Dear All
Does anyone know how many Cosine and Sine processing units exists in a K40 per SM? And how many (sin and cos) for double precision and single precision?
Thanks
Luis Gonçalves
Dear All
Does anyone know how many Cosine and Sine processing units exists in a K40 per SM? And how many (sin and cos) for double precision and single precision?
Thanks
Luis Gonçalves
The device function intrinsics __sinf() and __cosf() map to short instruction sequences that ultimately use the hardware’s MUFU (multi-function unit) SIN and COS instructions. You can see the details if you dump the machine code with cuobjdump --dump-sass
. MUFU is named SFU (special function unit) in older architectures. If you need to compute both sine and cosine of the same angle, you would want to use __sincosf(). Note that the intrinsics return approximate results with specified absolute rather than relative error bounds, since they are computed by fixed-point table interpolation. See the CUDA C Programming Guide for details on the error bounds.
The regular single-precision math functions sinf(), cosf(), sincosf() as well as double-precision math functions sin(), cos(), sincos() are simply inline functions whose source you can find in the CUDA-supplied header files math_functions.h and math_functions_dbl_ptx3.h.

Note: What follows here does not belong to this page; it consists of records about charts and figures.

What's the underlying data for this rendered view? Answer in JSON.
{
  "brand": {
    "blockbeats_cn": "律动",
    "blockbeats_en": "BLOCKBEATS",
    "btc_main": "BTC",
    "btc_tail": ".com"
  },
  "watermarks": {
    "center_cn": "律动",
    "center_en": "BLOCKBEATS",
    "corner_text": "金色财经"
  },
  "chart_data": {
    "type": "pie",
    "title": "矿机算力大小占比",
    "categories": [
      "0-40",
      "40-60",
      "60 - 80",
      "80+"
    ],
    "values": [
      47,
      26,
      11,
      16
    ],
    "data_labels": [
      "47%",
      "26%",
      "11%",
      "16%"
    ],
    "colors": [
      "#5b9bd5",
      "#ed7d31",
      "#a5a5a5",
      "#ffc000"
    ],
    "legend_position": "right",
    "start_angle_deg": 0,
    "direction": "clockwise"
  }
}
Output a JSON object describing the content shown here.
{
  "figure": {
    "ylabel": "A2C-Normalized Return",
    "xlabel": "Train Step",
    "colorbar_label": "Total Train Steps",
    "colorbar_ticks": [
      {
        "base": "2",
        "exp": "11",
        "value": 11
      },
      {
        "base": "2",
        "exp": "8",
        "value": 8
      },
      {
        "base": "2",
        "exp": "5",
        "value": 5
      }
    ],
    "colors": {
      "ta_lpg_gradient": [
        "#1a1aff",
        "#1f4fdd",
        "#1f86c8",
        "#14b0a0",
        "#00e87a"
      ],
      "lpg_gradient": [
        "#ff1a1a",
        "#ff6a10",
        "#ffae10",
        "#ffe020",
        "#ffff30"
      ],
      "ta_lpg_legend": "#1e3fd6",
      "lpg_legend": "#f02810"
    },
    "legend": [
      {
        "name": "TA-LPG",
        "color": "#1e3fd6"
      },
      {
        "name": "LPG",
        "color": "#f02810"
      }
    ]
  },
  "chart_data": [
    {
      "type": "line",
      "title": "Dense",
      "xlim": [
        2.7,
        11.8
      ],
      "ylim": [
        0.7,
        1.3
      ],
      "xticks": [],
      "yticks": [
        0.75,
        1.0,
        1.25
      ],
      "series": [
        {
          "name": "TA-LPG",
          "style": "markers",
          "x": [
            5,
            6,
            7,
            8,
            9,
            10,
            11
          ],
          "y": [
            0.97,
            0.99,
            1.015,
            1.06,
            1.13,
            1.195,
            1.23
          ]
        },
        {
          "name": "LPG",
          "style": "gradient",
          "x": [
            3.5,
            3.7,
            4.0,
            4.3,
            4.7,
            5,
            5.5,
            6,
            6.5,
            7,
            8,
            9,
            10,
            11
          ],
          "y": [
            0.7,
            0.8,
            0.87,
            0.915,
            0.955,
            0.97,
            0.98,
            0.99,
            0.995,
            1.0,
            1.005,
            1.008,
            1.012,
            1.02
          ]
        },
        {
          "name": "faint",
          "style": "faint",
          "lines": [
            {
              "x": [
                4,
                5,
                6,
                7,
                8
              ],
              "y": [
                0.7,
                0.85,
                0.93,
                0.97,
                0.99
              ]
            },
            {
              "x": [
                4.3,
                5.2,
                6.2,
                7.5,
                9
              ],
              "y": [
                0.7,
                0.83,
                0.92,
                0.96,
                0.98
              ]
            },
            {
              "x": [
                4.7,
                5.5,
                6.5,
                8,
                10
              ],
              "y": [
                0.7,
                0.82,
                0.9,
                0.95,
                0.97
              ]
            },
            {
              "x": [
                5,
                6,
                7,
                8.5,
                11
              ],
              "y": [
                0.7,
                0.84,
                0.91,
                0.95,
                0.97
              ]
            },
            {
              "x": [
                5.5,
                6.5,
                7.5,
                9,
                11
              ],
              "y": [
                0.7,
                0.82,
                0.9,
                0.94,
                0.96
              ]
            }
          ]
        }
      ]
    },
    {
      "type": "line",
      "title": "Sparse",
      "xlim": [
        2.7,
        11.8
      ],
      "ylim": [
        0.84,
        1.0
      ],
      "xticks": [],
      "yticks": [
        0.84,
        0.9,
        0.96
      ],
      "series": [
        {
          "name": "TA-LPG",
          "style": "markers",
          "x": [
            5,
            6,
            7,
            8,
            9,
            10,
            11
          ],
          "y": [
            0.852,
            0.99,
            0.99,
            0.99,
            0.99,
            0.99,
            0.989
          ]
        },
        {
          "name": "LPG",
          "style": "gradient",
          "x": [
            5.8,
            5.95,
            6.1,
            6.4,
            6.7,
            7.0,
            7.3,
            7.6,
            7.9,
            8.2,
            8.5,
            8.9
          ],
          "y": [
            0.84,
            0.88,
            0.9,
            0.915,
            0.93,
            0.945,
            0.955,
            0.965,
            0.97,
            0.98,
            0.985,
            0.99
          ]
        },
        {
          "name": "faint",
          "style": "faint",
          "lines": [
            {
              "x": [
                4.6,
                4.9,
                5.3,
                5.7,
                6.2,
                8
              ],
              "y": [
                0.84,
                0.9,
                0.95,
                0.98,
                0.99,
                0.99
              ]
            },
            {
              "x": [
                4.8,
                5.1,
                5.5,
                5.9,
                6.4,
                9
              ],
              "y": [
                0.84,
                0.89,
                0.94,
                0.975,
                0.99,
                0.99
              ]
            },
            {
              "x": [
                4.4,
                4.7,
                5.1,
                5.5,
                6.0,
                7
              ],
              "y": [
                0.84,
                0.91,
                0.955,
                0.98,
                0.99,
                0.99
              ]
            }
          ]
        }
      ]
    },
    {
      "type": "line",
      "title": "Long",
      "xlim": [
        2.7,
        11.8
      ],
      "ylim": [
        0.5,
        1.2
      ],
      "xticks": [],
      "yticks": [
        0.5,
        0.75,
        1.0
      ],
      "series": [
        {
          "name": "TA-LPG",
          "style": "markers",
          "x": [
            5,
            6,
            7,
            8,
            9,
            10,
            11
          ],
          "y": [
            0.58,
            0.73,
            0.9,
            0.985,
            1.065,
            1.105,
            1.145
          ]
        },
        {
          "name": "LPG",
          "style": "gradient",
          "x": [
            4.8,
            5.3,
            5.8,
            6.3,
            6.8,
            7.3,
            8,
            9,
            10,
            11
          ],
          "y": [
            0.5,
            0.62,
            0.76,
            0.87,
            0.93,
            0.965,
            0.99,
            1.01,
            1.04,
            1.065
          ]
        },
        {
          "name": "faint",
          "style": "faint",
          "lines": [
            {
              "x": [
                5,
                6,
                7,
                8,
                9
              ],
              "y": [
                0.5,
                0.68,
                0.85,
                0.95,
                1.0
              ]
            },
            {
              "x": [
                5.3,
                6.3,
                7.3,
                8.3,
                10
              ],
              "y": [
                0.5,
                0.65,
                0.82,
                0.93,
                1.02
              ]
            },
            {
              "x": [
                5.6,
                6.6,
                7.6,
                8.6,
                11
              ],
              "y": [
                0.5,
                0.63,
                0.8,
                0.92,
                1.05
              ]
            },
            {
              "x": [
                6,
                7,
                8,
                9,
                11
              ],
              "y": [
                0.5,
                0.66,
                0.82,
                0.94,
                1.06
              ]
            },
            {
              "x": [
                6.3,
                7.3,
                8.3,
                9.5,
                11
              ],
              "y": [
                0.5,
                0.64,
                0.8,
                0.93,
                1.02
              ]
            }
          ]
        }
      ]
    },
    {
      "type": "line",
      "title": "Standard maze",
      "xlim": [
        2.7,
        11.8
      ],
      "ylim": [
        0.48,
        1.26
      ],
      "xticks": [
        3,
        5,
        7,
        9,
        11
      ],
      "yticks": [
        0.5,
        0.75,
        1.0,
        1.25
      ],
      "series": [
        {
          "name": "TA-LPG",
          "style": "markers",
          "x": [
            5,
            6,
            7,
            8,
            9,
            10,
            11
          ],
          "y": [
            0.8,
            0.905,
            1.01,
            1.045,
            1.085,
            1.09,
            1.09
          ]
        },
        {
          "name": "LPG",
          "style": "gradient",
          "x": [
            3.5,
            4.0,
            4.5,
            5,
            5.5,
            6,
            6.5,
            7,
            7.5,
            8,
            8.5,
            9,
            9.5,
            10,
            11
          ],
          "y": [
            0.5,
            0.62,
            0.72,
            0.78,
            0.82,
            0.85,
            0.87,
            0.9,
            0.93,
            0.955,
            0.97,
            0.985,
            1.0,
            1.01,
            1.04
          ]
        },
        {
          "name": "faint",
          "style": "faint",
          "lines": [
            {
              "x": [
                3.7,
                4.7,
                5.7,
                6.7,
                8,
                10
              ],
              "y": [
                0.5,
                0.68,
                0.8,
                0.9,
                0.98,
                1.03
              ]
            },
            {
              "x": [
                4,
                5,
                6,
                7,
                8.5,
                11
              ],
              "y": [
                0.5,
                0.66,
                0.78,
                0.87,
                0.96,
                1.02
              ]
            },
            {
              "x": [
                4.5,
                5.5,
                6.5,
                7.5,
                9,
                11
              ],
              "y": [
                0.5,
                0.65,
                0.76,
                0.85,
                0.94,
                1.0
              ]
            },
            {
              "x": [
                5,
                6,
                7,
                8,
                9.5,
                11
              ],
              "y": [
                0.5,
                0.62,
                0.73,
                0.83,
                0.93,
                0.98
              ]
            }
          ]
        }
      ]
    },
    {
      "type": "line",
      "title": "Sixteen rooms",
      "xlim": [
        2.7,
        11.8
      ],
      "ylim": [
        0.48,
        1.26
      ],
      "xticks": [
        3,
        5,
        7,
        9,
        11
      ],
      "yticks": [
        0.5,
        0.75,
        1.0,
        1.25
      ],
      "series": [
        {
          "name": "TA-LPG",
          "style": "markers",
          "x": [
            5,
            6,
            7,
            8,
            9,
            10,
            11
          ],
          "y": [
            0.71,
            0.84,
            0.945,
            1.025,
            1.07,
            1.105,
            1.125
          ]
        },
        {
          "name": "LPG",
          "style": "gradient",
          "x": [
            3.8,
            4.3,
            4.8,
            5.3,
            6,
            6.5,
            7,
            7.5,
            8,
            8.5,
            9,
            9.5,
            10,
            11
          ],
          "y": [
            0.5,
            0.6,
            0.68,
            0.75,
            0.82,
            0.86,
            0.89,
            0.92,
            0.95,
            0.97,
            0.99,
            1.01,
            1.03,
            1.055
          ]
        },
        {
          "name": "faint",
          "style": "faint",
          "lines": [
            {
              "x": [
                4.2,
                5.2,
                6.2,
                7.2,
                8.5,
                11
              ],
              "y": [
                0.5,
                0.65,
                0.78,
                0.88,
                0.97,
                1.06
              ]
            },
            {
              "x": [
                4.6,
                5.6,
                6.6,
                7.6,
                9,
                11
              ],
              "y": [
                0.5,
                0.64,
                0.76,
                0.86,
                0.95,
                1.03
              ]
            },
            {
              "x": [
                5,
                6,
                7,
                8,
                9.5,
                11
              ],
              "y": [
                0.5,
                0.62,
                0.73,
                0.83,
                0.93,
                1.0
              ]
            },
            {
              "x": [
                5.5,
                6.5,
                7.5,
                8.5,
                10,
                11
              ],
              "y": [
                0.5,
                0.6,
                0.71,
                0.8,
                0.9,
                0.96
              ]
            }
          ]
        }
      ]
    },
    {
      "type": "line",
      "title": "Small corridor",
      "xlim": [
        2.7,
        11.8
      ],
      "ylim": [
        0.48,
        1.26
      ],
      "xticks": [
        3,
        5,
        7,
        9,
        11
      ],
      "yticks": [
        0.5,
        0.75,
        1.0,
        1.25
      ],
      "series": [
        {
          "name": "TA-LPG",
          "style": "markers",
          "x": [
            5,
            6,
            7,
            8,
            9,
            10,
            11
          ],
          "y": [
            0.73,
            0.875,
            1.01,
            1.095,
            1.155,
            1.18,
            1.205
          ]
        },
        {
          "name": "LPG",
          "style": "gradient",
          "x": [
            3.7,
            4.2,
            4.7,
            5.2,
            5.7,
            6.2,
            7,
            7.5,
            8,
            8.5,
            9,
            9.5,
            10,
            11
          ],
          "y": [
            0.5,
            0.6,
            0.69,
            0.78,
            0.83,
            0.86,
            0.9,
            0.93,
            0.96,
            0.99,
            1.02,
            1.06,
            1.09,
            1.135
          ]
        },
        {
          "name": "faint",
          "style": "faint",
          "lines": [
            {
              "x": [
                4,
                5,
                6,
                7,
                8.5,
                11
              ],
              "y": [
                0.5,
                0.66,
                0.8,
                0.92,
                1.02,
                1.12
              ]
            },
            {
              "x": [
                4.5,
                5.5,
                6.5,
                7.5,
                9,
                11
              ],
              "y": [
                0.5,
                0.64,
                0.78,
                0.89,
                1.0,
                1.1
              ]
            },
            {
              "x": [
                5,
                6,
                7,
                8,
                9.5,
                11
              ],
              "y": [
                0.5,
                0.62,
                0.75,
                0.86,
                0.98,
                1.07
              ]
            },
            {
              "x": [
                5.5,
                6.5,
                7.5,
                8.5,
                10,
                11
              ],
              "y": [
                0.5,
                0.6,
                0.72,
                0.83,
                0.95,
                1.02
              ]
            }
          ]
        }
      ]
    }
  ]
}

I don’t recall the number of MUFUs per SM in K40, maybe someone else can supply that number.
Gives this. Any clue for the solution?
error: no instance of overloaded function “sincos” matches the argument list
argument types are: (double *, double *, double *)
The call is
sincos(&const5, &const8, &const9);
where
double const5, const8,const9;
Function signature is (double , double *, double *).
double s,c;
double theta =…;
sincos(theta,&s,&c);
[url]Page Not Found | NVIDIA
SMX: 192 single‐precision CUDA cores, 64 double‐precision units, 32 special function units (SFU), and 32 load/store units (LD/ST).